MPLS Hari Ketiga, Murid Lembaga Pendidikan Al Fatah Dapatkan Edukasi tentang Bahaya Bullying dan NAP
Tahun Ajaran 2026/2027

Driyorejo – Lembaga Pendidikan Al Fatah kembali melaksanakan rangkaian kegiatan Masa Pengenalan Lingkungan Satuan Pendidikan (MPLS). Memasuki hari ketiga, kegiatan diisi dengan pemberian materi edukatif mengenai bahaya bullying dan penyalahgunaan NAPZA yang disampaikan oleh Bapak Suroso (Babin Desa Petiken Polsek Driyorejo)
Kegiatan ini bertujuan memberikan pemahaman dan wawasan kepada murid mengenai berbagai bentuk perilaku bullying serta dampak negatif yang dapat ditimbulkan, baik bagi korban maupun pelaku. Selain itu, murid juga diberikan pemahaman mengenai bahaya NAPZA serta pentingnya menjauhi segala bentuk penyalahgunaan narkotika, psikotropika, dan zat adiktif lainnya.
Dalam penyampaian materi, Bapak Bhabinkamtibmas menjelaskan bahwa bullying tidak hanya berupa kekerasan secara fisik, tetapi juga dapat dilakukan melalui perkataan, tindakan, maupun perilaku yang dapat menyakiti dan merendahkan orang lain. Oleh karena itu, murid diajak untuk saling menghormati, menghargai perbedaan, menjaga pertemanan, serta tidak melakukan tindakan yang dapat merugikan atau menyakiti teman.
Murid juga diberikan pemahaman mengenai pentingnya berani berbicara dan melaporkan kepada guru atau orang dewasa yang dipercaya apabila mengalami atau melihat tindakan bullying di lingkungan sekolah. Dengan demikian, lingkungan sekolah dapat menjadi tempat yang aman, nyaman, dan menyenangkan bagi seluruh murid.
Selain materi tentang bullying, beliau juga memberikan edukasi mengenai bahaya NAPZA. Murid dijelaskan tentang berbagai dampak buruk penyalahgunaan NAPZA terhadap kesehatan, perkembangan diri, pendidikan, kehidupan sosial, serta masa depan. Murid diingatkan untuk tidak mudah terpengaruh oleh ajakan negatif dari lingkungan pergaulan.

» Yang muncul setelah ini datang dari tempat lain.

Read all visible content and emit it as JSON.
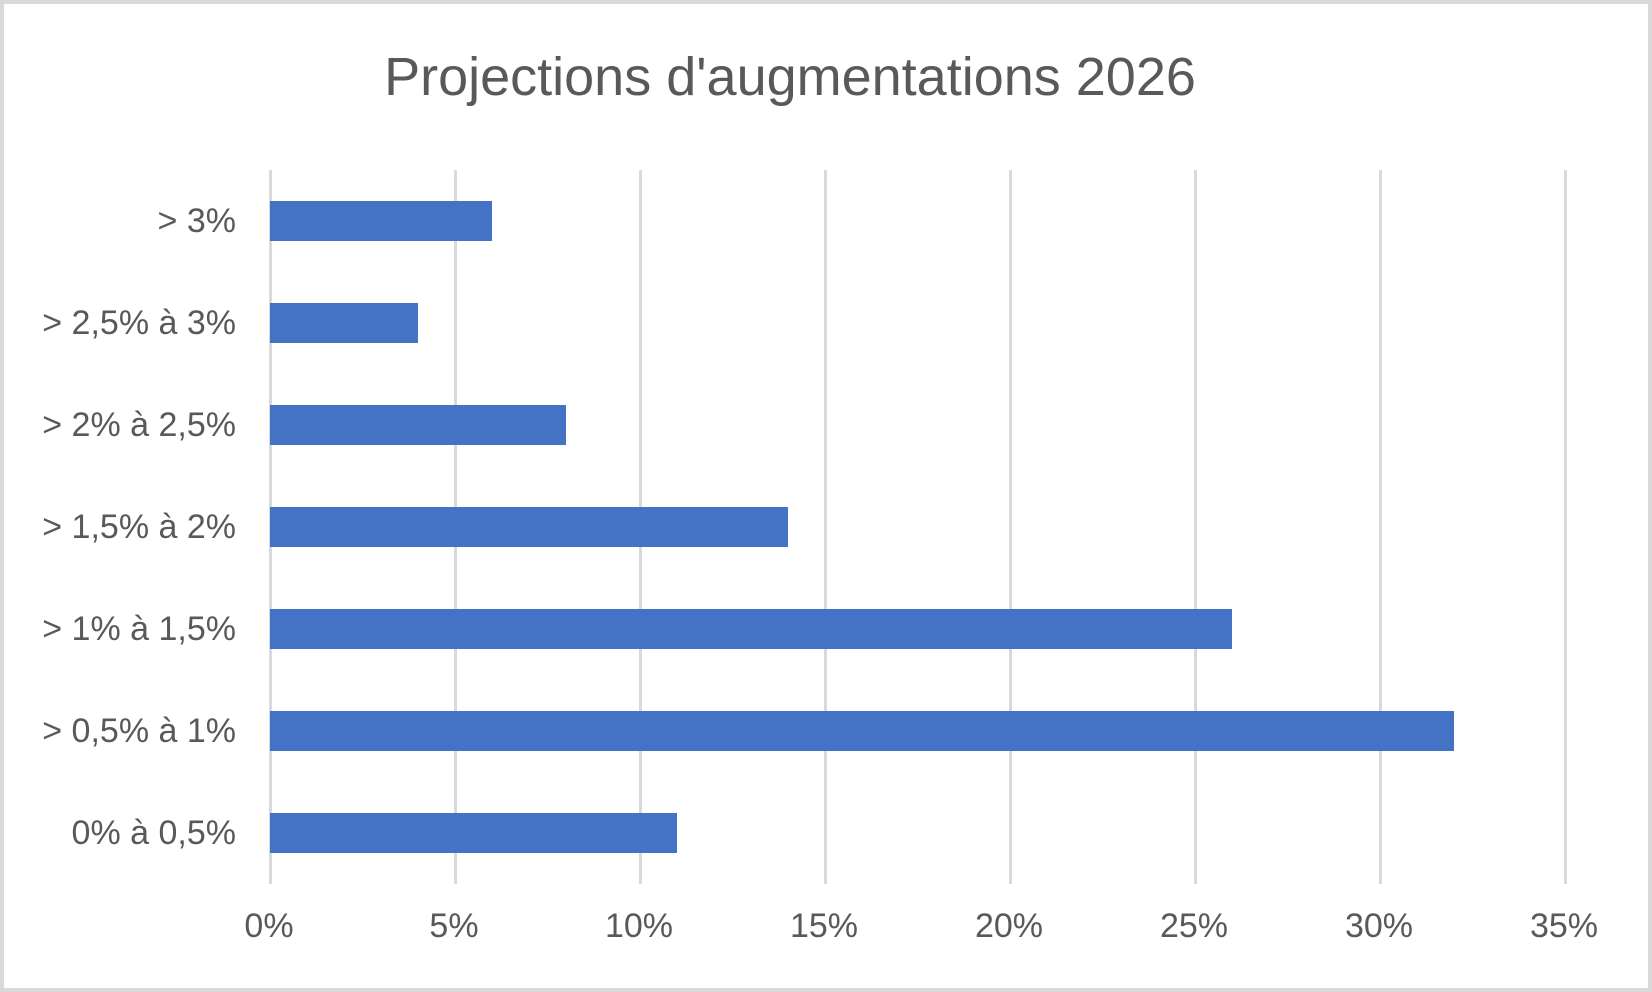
{
  "chart_data": {
    "type": "bar",
    "orientation": "horizontal",
    "title": "Projections d'augmentations 2026",
    "categories": [
      "> 3%",
      "> 2,5% à 3%",
      "> 2% à 2,5%",
      "> 1,5% à 2%",
      "> 1% à 1,5%",
      "> 0,5% à 1%",
      "0% à 0,5%"
    ],
    "values": [
      6,
      4,
      8,
      14,
      26,
      32,
      11
    ],
    "value_unit": "%",
    "xlabel": "",
    "ylabel": "",
    "x_axis": {
      "min": 0,
      "max": 35,
      "step": 5,
      "tick_labels": [
        "0%",
        "5%",
        "10%",
        "15%",
        "20%",
        "25%",
        "30%",
        "35%"
      ]
    },
    "grid": true,
    "legend": false,
    "colors": {
      "bar": "#4472c4",
      "text": "#595959",
      "gridline": "#d9d9d9",
      "background": "#ffffff",
      "frame_border": "#d9d9d9"
    }
  }
}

Penyampaian materi berlangsung dengan suasana interaktif. Murid tampak antusias menyimak penjelasan yang diberikan dan mengikuti kegiatan dengan tertib. Kehadiran Bapak Bhabinkamtibmas juga memberikan kesempatan kepada murid untuk mengenal lebih dekat peran kepolisian dalam menjaga keamanan, ketertiban, serta memberikan edukasi kepada generasi muda.
Kegiatan ini menjadi bagian penting dalam rangkaian MPLS karena masa pengenalan sekolah tidak hanya berfokus pada lingkungan dan kegiatan pembelajaran, tetapi juga menjadi momentum untuk membangun karakter, kesadaran hukum, sikap saling menghargai, serta kemampuan murid dalam menjaga diri dari berbagai pengaruh negatif.
Melalui kegiatan tersebut, Lembaga Pendidikan Al Fatah berharap seluruh murid dapat menjadi generasi yang berkarakter, berani menolak bullying dan penyalahgunaan NAPZA, serta mampu menciptakan lingkungan pergaulan yang sehat dan positif.
“Stop Bullying, Jauhi NAPZA, Raih Prestasi dan Masa Depan yang Cerah!”
Kegiatan MPLS hari ketiga ini menjadi salah satu langkah nyata Lembaga Pendidikan Al Fatah dalam membekali murid dengan pengetahuan dan karakter yang diperlukan untuk tumbuh menjadi generasi yang berakhlak, sehat, disiplin, dan bertanggung jawab.